When told of Will’s decision Sunday, the Master of Arrogance responded via his tweeter, “George Will, one of the most overrated political pundits (who lost his way long ago), has left the Republican Party. He’s made many bad calls.”

Will countered, “He (Trump) has an advantage on me because he can say everything he knows about any subject in 140 characters and I can’t.”

Ain’t that great? A public fist fight where the rest of America sighs and wonders what in the world will happen to our country by November. I keenly dislike Hillary Clinton. I am not put off by her “surprise (and widely publicized) visit” to a New York City gay pride march as much as I am by the ruthless behavior. It’s not a joke that she treats her Secret Service in a fashion that leaves me gasping and there is far too much smoke both in her past and her present for me to follow her in any way.
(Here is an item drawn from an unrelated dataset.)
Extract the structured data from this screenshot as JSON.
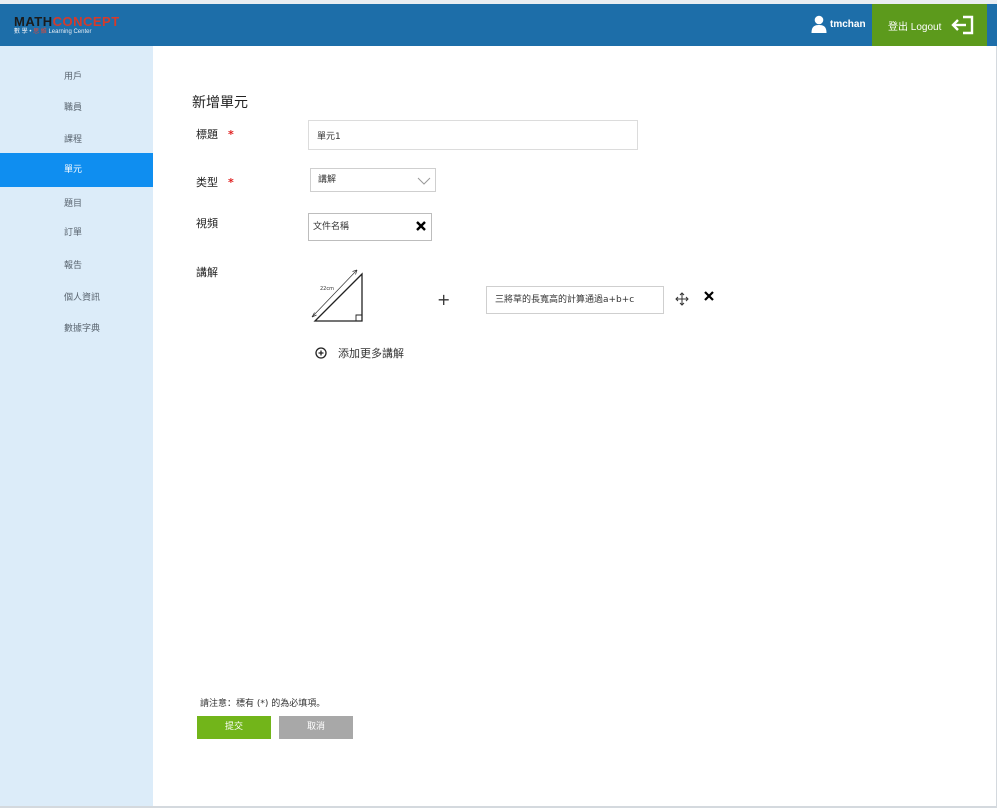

This is the last week of June and never can I remember when both the Republican and Democrat parties have appeared so rudderless.

Will, now 75 and still one of America’s most influential minds, wrote in the Washington Post last Wednesday, “Events already have called his bluff about funding himself and thereby being uniquely his own man. His wealth is insufficient.
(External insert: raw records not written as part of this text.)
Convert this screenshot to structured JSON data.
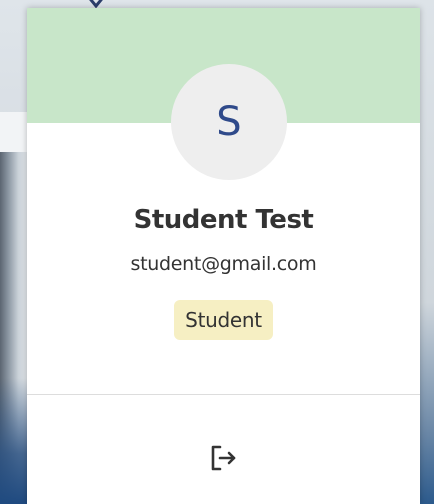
{
  "profile": {
    "avatar_initial": "S",
    "name": "Student Test",
    "email": "student@gmail.com",
    "role": "Student"
  },
  "actions": {
    "logout_icon": "logout-icon"
  },
  "colors": {
    "banner": "#c8e6c9",
    "avatar_bg": "#eeeeee",
    "avatar_text": "#2f4a8a",
    "role_badge_bg": "#f6efc3",
    "text": "#333333"
  }
}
“Only he knows what he is hiding by being the first presidential nominee in two generations not to release his tax returns. It is reasonable to assume that the returns would refute many of his assertions about his net worth, his charitableness and his supposed business wizardry.”

Donald’s comeback: “You know he looks smart because he wears those little glasses,” Trump chided the writer, “If you take those glasses away from him, he’s a dummy.” And this guy expects my vote?

A new ABC-Washington Post poll – the likes of which I hold in light regard – shows Clinton with a double-digit lead over Trump after he has faltered often during the month of June. It reads, “Roughly two in three Americans say they think Trump is unqualified to lead the nation; are anxious about the idea of him as president; believe his comments about women, minorities and Muslims show an unfair bias; and see his attacks on a federal judge because of his Mexican American heritage as racist.

But get what else the poll revealed: “A slimmer majority (majority being the key word) say they disapprove of the way Clinton has handled questions about her use of a personal email server while she was secretary of state, and half of Americans are anxious about the prospect of a Clinton presidency, underscoring the historic unpopularity of the two major-party candidates.”

Do you see what I mean? I’m with George – terribly disappointed by the Republican Party – yet I am scared to death of Hillary, and more so the Clinton family.

So I am waiting for some messiah to tell us not that he has left the Republican Party, but where he thinks all of those fed up by Washington, the liars and the phonies, will all wind up. It is the question of the hour throughout the United States. And the clock is ticking.